Provavelmente você não sabia, mas não são apenas você e seu(ua) parceiro(a) que compõem a sua relação. E não, não estou falando nem de traição e nem de relacionamentos não-monogâmicos, me refiro a uma relação entre dois indivíduos mesmo e às várias pessoas psíquicas que também participam de uma relação afetiva. A ideia que desenvolverei nesse texto é válida para outras configurações de relacionamentos, inclusive amizades, mas para manter a simplicidade, usarei apenas o exemplo de casais.
Quando digo que vocês não são os únicos nessa relação, quero dizer vocês enquanto egos; você que me lê agora, graças à atenção focada propiciada por seu ego no estado de consciência desperto. Porém, desde o princípio, quando duas pessoas se apaixonam, já existem outras pessoas psíquicas envolvidas. Isso porque paixão é uma projeção - a euforia dos amantes se dá justamente por haver uma parte deles próprios (desconhecida e inconsciente) projetada no outro, a qual provoca atração por querer retornar à fonte.

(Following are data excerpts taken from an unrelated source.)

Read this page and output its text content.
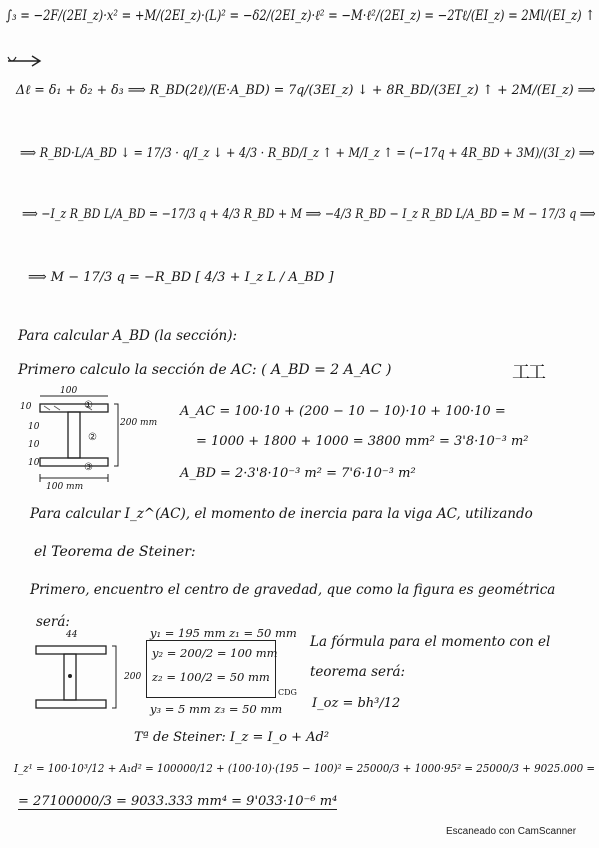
∫₃ = −2F/(2EI_z)·x² = +M/(2EI_z)·(L)² = −δ2/(2EI_z)·ℓ² = −M·ℓ²/(2EI_z) = −2Tℓ/(EI_z) = 2Ml/(EI_z) ↑
Δℓ = δ₁ + δ₂ + δ₃ ⟹ R_BD(2ℓ)/(E·A_BD) = 7q/(3EI_z) ↓ + 8R_BD/(3EI_z) ↑ + 2M/(EI_z) ⟹
⟹ R_BD·L/A_BD ↓ = 17/3 · q/I_z ↓ + 4/3 · R_BD/I_z ↑ + M/I_z ↑ = (−17q + 4R_BD + 3M)/(3I_z) ⟹
⟹ −I_z R_BD L/A_BD = −17/3 q + 4/3 R_BD + M ⟹ −4/3 R_BD − I_z R_BD L/A_BD = M − 17/3 q ⟹
⟹ M − 17/3 q = −R_BD [ 4/3 + I_z L / A_BD ]
Para calcular A_BD (la sección):
Primero calculo la sección de AC: ( A_BD = 2 A_AC )	工工
100
200 mm
100 mm
10
10
10
10
①
②
③
A_AC = 100·10 + (200 − 10 − 10)·10 + 100·10 =
= 1000 + 1800 + 1000 = 3800 mm² = 3'8·10⁻³ m²
A_BD = 2·3'8·10⁻³ m² = 7'6·10⁻³ m²
Para calcular I_z^(AC), el momento de inercia para la viga AC, utilizando
el Teorema de Steiner:
Primero, encuentro el centro de gravedad, que como la figura es geométrica
será:
44
200
y₁ = 195 mm z₁ = 50 mm
y₂ = 200/2 = 100 mm
z₂ = 100/2 = 50 mm
CDG
y₃ = 5 mm z₃ = 50 mm
La fórmula para el momento con el
teorema será:
I_oz = bh³/12
Tª de Steiner: I_z = I_o + Ad²
I_z¹ = 100·10³/12 + A₁d² = 100000/12 + (100·10)·(195 − 100)² = 25000/3 + 1000·95² = 25000/3 + 9025.000 =
= 27100000/3 = 9033.333 mm⁴ = 9'033·10⁻⁶ m⁴
Escaneado con CamScanner
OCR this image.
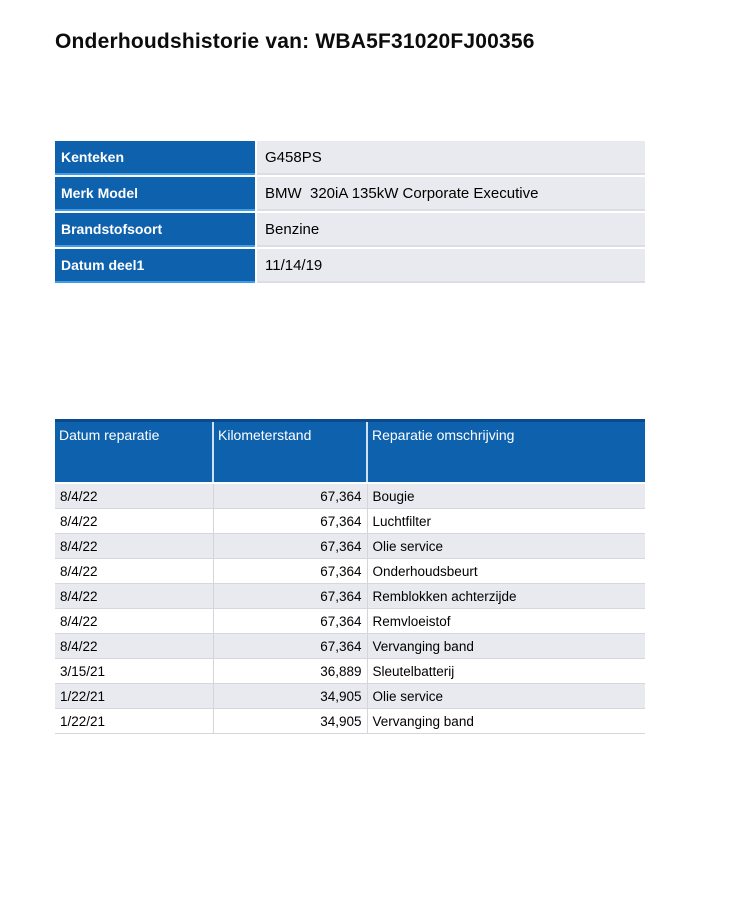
Onderhoudshistorie van: WBA5F31020FJ00356
Kenteken	G458PS
Merk Model	BMW  320iA 135kW Corporate Executive
Brandstofsoort	Benzine
Datum deel1	11/14/19
Datum reparatie	Kilometerstand	Reparatie omschrijving
8/4/22	67,364	Bougie
8/4/22	67,364	Luchtfilter
8/4/22	67,364	Olie service
8/4/22	67,364	Onderhoudsbeurt
8/4/22	67,364	Remblokken achterzijde
8/4/22	67,364	Remvloeistof
8/4/22	67,364	Vervanging band
3/15/21	36,889	Sleutelbatterij
1/22/21	34,905	Olie service
1/22/21	34,905	Vervanging band
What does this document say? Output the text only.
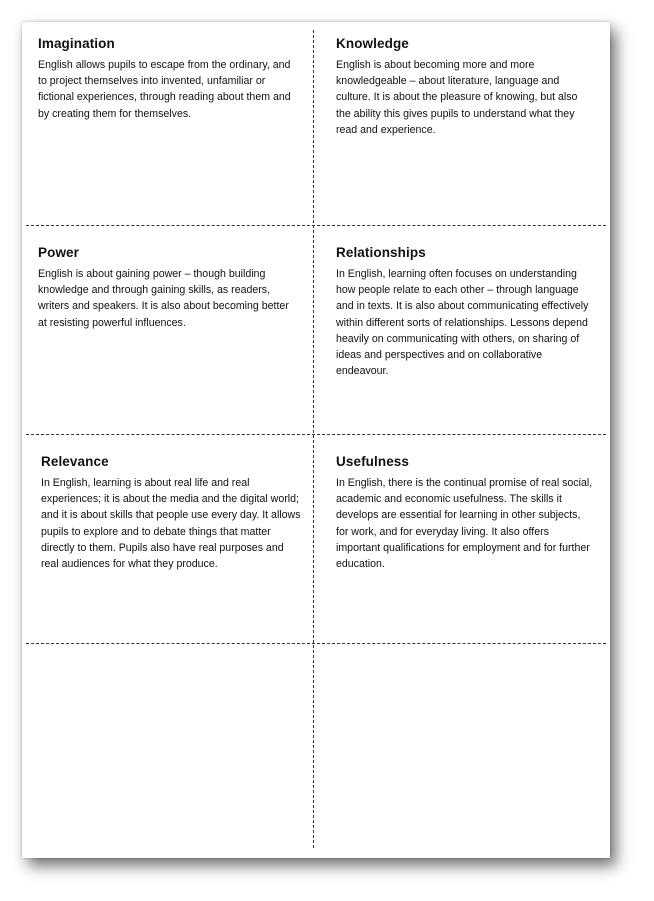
Imagination

English allows pupils to escape from the ordinary, and to project themselves into invented, unfamiliar or fictional experiences, through reading about them and by creating them for themselves.

Knowledge

English is about becoming more and more knowledgeable – about literature, language and culture. It is about the pleasure of knowing, but also the ability this gives pupils to understand what they read and experience.

Power

English is about gaining power – though building knowledge and through gaining skills, as readers, writers and speakers. It is also about becoming better at resisting powerful influences.

Relationships

In English, learning often focuses on understanding how people relate to each other – through language and in texts. It is also about communicating effectively within different sorts of relationships. Lessons depend heavily on communicating with others, on sharing of ideas and perspectives and on collaborative endeavour.

Relevance

In English, learning is about real life and real experiences; it is about the media and the digital world; and it is about skills that people use every day. It allows pupils to explore and to debate things that matter directly to them. Pupils also have real purposes and real audiences for what they produce.

Usefulness

In English, there is the continual promise of real social, academic and economic usefulness. The skills it develops are essential for learning in other subjects, for work, and for everyday living. It also offers important qualifications for employment and for further education.
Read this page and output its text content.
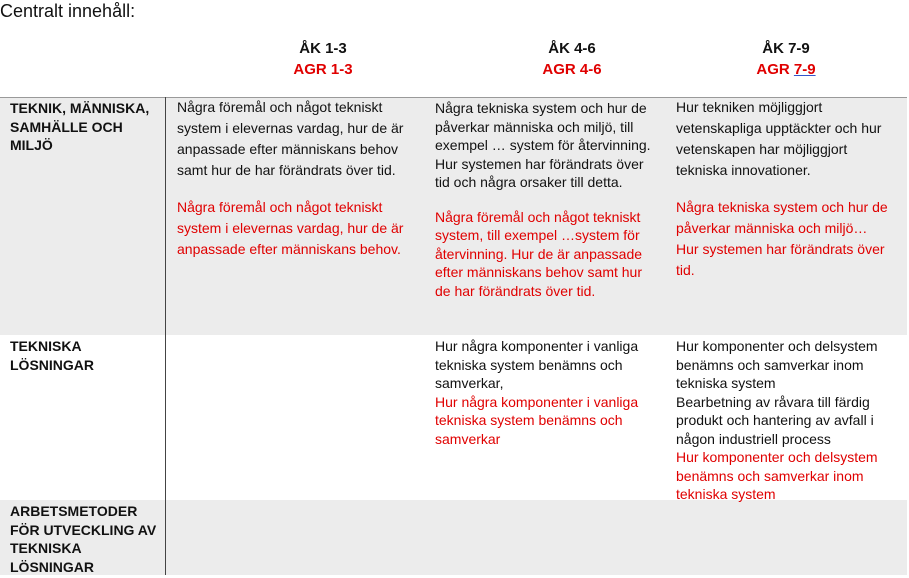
Centralt innehåll:
ÅK 1-3
AGR 1-3
ÅK 4-6
AGR 4-6
ÅK 7-9
AGR 7-9
TEKNIK, MÄNNISKA, SAMHÄLLE OCH MILJÖ

Några föremål och något tekniskt system i elevernas vardag, hur de är anpassade efter människans behov samt hur de har förändrats över tid.

Några föremål och något tekniskt system i elevernas vardag, hur de är anpassade efter människans behov.

Några tekniska system och hur de påverkar människa och miljö, till exempel … system för återvinning. Hur systemen har förändrats över tid och några orsaker till detta.

Några föremål och något tekniskt system, till exempel …system för återvinning. Hur de är anpassade efter människans behov samt hur de har förändrats över tid.

Hur tekniken möjliggjort vetenskapliga upptäckter och hur vetenskapen har möjliggjort tekniska innovationer.

Några tekniska system och hur de påverkar människa och miljö…

Hur systemen har förändrats över tid.

TEKNISKA LÖSNINGAR

Hur några komponenter i vanliga tekniska system benämns och samverkar,

Hur några komponenter i vanliga tekniska system benämns och samverkar

Hur komponenter och delsystem benämns och samverkar inom tekniska system

Bearbetning av råvara till färdig produkt och hantering av avfall i någon industriell process

Hur komponenter och delsystem benämns och samverkar inom tekniska system

ARBETSMETODER FÖR UTVECKLING AV TEKNISKA LÖSNINGAR
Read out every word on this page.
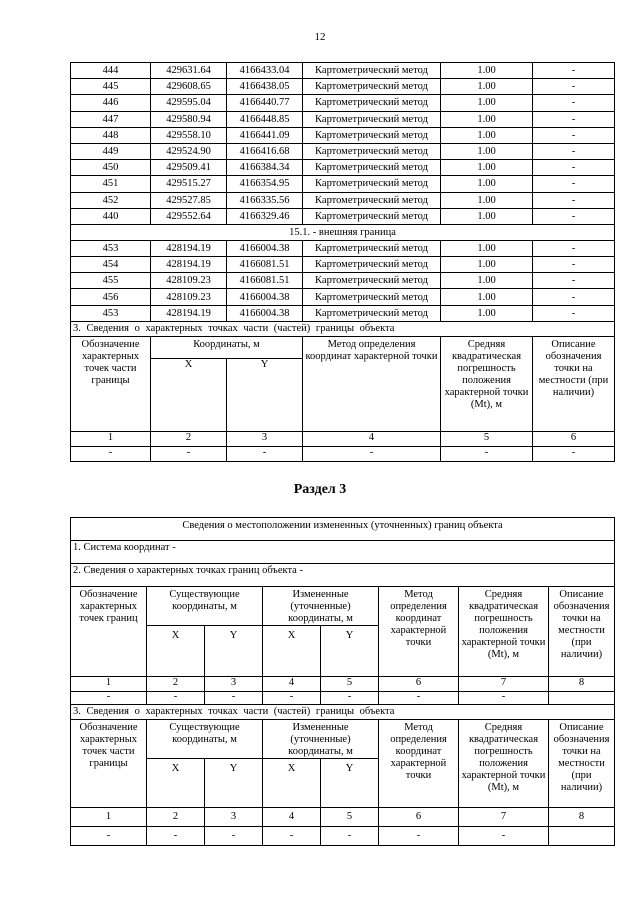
12
444	429631.64	4166433.04	Картометрический метод	1.00	-
445	429608.65	4166438.05	Картометрический метод	1.00	-
446	429595.04	4166440.77	Картометрический метод	1.00	-
447	429580.94	4166448.85	Картометрический метод	1.00	-
448	429558.10	4166441.09	Картометрический метод	1.00	-
449	429524.90	4166416.68	Картометрический метод	1.00	-
450	429509.41	4166384.34	Картометрический метод	1.00	-
451	429515.27	4166354.95	Картометрический метод	1.00	-
452	429527.85	4166335.56	Картометрический метод	1.00	-
440	429552.64	4166329.46	Картометрический метод	1.00	-
15.1. - внешняя граница					
453	428194.19	4166004.38	Картометрический метод	1.00	-
454	428194.19	4166081.51	Картометрический метод	1.00	-
455	428109.23	4166081.51	Картометрический метод	1.00	-
456	428109.23	4166004.38	Картометрический метод	1.00	-
453	428194.19	4166004.38	Картометрический метод	1.00	-
3. Сведения о характерных точках части (частей) границы объекта					
Обозначение характерных точек части границы	Координаты, м		Метод определения координат характерной точки	Средняя квадратическая погрешность положения характерной точки (Mt), м	Описание обозначения точки на местности (при наличии)
	X	Y			
1	2	3	4	5	6
-	-	-	-	-	-
Раздел 3
Сведения о местоположении измененных (уточненных) границ объекта							
1. Система координат -							
2. Сведения о характерных точках границ объекта -							
Обозначение характерных точек границ	Существующие координаты, м		Измененные (уточненные) координаты, м		Метод определения координат характерной точки	Средняя квадратическая погрешность положения характерной точки (Mt), м	Описание обозначения точки на местности (при наличии)
	X	Y	X	Y			
1	2	3	4	5	6	7	8
-	-	-	-	-	-	-	
3. Сведения о характерных точках части (частей) границы объекта							
Обозначение характерных точек части границы	Существующие координаты, м		Измененные (уточненные) координаты, м		Метод определения координат характерной точки	Средняя квадратическая погрешность положения характерной точки (Mt), м	Описание обозначения точки на местности (при наличии)
	X	Y	X	Y			
1	2	3	4	5	6	7	8
-	-	-	-	-	-	-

A projeção é mais evidente em paixões, mas qualquer relação humana tem componentes projetivos, mais ou menos intensos e mais ou menos explícitos. Relações hierárquicas mostram bem isso: existe admiração, temor e/ou respeito pelo Professor, Policial, Médico, Patrão, etc. antes que se desenvolva esses mesmos sentimentos de forma consciente pela pessoa por trás do papel social (a persona). À medida em que se estabelece uma relação com a pessoa real, essas projeções são parcialmente recolhidas (raramente de forma total), de forma que O Policial, O Médico, O Professor, etc. são reconhecidos como figuras internas que também fazem parte do indivíduo e desempenham, psicologicamente, funções correlatas em sua psique (policiamento, cura e instrução, por exemplo).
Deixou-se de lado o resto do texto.